From Wikipedia:
Given a topological vector space $(X,τ)$ over a field $F$, $S$ is called bounded if for every neighborhood $N$ of the zero vector there exists a scalar $α$ so that $$ S \subseteq \alpha N $$ with $$ \alpha N := \{ \alpha x \mid x \in N\}. $$
I was wondering if the concept is still the same when "for every neighborhood $N$ of the zero vector" is replaced by "there exists a neighborhood $N$ of the zero vector"? Is it true that every neighborhood of the zero vector can be scaled to contain any other neighborhood of the zero vector?
Thanks and regards!
No. For example, as Mariano commented, $X$ is a neigbhorhood of the zero vector.
If $N$ is a neighborhood of the zero vector such that every neighborhood of the zero vector can be scaled to contain $N$, then $N$ is bounded. It is true that $S$ is bounded if there exists a bounded neighborhood $N$ of the zero vector and a scalar $\alpha$ such that $S\subseteq \alpha N$, but this is not equivalent to boundedness in general (See Matt E's comment below).

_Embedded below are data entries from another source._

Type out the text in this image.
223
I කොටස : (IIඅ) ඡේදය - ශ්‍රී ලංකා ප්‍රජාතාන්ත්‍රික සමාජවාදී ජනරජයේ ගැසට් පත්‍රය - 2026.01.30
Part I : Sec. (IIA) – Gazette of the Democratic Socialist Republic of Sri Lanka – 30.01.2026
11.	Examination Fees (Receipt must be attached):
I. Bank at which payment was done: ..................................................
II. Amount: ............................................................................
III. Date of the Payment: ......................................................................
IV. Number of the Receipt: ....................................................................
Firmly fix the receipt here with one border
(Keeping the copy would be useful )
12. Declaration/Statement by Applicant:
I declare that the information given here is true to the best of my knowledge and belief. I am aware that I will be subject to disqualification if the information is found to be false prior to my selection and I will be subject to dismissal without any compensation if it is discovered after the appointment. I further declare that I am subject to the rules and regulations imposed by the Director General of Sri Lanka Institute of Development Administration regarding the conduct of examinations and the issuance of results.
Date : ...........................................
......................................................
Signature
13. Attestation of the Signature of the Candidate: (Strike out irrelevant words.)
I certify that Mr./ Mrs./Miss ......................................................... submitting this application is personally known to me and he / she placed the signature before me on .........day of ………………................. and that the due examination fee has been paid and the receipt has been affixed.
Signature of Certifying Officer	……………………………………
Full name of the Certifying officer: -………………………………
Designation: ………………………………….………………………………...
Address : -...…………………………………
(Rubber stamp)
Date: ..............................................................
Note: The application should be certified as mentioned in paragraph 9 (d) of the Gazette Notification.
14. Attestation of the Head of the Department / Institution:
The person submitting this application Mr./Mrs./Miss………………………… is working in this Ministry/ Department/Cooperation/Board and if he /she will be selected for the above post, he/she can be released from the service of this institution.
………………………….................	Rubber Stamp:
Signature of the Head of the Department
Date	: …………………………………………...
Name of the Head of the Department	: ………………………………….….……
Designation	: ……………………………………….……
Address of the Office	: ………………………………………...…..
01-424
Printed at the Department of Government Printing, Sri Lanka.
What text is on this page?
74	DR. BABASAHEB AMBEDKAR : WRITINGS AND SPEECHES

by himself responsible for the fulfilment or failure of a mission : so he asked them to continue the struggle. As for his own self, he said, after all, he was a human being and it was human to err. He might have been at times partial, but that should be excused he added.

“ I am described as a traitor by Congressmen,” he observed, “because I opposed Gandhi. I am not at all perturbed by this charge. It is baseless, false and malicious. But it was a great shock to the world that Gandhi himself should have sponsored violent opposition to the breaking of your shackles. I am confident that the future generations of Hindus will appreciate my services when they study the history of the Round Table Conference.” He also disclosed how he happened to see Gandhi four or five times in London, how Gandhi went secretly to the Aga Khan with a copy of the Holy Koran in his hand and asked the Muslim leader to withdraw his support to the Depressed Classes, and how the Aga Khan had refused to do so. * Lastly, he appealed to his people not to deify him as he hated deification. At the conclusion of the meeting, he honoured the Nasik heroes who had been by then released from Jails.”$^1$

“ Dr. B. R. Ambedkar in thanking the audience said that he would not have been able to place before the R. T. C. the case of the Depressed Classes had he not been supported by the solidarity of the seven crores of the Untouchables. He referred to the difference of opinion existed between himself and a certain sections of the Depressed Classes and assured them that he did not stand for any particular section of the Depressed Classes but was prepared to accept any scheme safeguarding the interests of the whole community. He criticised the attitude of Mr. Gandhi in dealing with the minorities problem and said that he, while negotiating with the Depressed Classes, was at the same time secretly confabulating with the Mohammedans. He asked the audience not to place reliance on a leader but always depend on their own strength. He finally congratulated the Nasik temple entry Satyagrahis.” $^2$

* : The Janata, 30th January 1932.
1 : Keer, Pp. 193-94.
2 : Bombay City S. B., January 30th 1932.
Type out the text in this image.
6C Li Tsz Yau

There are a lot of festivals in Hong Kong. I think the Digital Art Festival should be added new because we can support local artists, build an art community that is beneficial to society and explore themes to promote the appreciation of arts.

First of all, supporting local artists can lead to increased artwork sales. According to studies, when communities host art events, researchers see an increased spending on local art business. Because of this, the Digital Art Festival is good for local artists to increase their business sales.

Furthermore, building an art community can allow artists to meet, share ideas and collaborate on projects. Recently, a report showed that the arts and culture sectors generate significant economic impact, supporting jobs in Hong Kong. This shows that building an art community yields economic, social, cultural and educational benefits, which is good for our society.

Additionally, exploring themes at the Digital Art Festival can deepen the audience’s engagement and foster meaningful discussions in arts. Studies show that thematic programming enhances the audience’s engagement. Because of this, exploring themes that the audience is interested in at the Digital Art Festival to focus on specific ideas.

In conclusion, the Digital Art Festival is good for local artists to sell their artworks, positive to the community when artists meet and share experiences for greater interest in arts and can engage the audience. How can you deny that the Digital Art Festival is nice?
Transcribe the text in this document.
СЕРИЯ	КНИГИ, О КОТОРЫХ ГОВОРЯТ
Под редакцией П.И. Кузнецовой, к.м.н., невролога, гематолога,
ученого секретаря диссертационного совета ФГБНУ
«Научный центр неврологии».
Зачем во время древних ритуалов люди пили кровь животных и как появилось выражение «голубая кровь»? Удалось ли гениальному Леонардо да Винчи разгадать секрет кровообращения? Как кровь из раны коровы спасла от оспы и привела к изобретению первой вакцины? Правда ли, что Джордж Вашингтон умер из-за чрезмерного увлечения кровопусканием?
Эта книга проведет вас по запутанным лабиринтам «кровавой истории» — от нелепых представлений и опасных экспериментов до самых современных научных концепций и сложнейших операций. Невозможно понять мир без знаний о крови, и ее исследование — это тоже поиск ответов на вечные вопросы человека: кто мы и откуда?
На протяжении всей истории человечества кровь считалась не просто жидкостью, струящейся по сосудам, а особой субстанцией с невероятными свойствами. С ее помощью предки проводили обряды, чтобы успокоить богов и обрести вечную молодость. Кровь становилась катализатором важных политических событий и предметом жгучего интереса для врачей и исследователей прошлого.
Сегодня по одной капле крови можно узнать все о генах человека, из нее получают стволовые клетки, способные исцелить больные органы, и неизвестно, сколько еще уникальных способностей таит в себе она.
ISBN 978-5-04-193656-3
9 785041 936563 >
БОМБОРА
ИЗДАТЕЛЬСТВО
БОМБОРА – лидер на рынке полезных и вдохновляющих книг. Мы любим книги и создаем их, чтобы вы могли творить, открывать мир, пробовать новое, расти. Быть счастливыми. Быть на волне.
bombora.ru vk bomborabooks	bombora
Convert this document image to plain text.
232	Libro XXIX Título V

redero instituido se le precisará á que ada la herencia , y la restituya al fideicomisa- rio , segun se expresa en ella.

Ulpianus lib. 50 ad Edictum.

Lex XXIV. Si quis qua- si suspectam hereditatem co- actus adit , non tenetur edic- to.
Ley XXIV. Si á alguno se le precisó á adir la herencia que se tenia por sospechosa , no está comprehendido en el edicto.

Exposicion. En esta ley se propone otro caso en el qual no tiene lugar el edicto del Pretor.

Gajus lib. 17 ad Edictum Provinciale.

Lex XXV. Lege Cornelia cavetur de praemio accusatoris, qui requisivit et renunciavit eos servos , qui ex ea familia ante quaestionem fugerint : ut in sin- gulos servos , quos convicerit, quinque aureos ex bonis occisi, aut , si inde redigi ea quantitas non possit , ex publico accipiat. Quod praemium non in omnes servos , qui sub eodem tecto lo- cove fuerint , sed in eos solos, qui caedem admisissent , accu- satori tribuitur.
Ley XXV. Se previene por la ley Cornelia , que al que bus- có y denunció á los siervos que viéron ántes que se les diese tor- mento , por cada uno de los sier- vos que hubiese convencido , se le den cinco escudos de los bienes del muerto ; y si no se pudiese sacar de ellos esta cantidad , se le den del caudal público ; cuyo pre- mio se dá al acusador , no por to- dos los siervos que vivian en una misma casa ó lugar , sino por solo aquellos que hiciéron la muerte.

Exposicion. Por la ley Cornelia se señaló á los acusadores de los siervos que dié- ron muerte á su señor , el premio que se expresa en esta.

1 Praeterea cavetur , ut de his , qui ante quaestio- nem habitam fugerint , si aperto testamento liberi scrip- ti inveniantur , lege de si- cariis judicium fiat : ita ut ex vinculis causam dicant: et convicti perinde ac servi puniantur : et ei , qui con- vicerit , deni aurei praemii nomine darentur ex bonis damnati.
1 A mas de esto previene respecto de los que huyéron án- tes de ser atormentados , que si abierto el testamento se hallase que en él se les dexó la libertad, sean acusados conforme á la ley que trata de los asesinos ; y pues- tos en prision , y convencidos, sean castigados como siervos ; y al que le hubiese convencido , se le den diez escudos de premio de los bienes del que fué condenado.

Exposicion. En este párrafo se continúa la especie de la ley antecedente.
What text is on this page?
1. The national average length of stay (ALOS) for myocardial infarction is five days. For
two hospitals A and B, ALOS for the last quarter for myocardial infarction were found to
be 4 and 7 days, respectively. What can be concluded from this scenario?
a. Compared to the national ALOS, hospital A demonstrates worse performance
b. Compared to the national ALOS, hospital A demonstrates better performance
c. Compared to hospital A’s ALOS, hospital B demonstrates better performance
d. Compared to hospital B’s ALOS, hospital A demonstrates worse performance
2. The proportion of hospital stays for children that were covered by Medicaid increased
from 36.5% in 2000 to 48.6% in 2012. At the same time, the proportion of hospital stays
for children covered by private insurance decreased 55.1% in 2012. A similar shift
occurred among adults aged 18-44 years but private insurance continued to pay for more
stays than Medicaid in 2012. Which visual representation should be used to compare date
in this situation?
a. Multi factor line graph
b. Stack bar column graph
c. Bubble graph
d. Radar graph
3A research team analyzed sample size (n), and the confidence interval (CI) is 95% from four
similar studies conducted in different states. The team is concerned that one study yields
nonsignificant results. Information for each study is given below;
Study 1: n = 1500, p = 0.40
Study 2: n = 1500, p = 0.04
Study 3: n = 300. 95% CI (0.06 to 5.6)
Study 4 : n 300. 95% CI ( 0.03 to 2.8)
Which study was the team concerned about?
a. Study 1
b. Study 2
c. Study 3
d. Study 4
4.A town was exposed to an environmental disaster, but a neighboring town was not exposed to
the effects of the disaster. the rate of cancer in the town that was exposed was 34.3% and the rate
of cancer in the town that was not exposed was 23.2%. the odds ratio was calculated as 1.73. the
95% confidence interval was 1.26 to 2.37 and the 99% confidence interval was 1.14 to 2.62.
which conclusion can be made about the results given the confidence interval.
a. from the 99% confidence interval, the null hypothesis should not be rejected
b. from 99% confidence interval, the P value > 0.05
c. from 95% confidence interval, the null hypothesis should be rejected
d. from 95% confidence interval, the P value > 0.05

E.g., think of $\mathbb R^2$, where boundedness is the same as being contained in a big enough circle. A set like $\{(x,y):x^2+y^2<1\}$ cannot be scaled to contain a set like $\{(x,y):x>-1\}$. More generally, in a normed space boundedness of $S$ is equivalent to $\sup\{\|x\|:x\in S\}<\infty$, and the idea is that $S$ can be scaled to be contained in an open neighborhood $N$ of the zero vector, no matter how small $N$ is. (Of course in general $X$ need not even be metrizable, so this intuition isn't perfect.)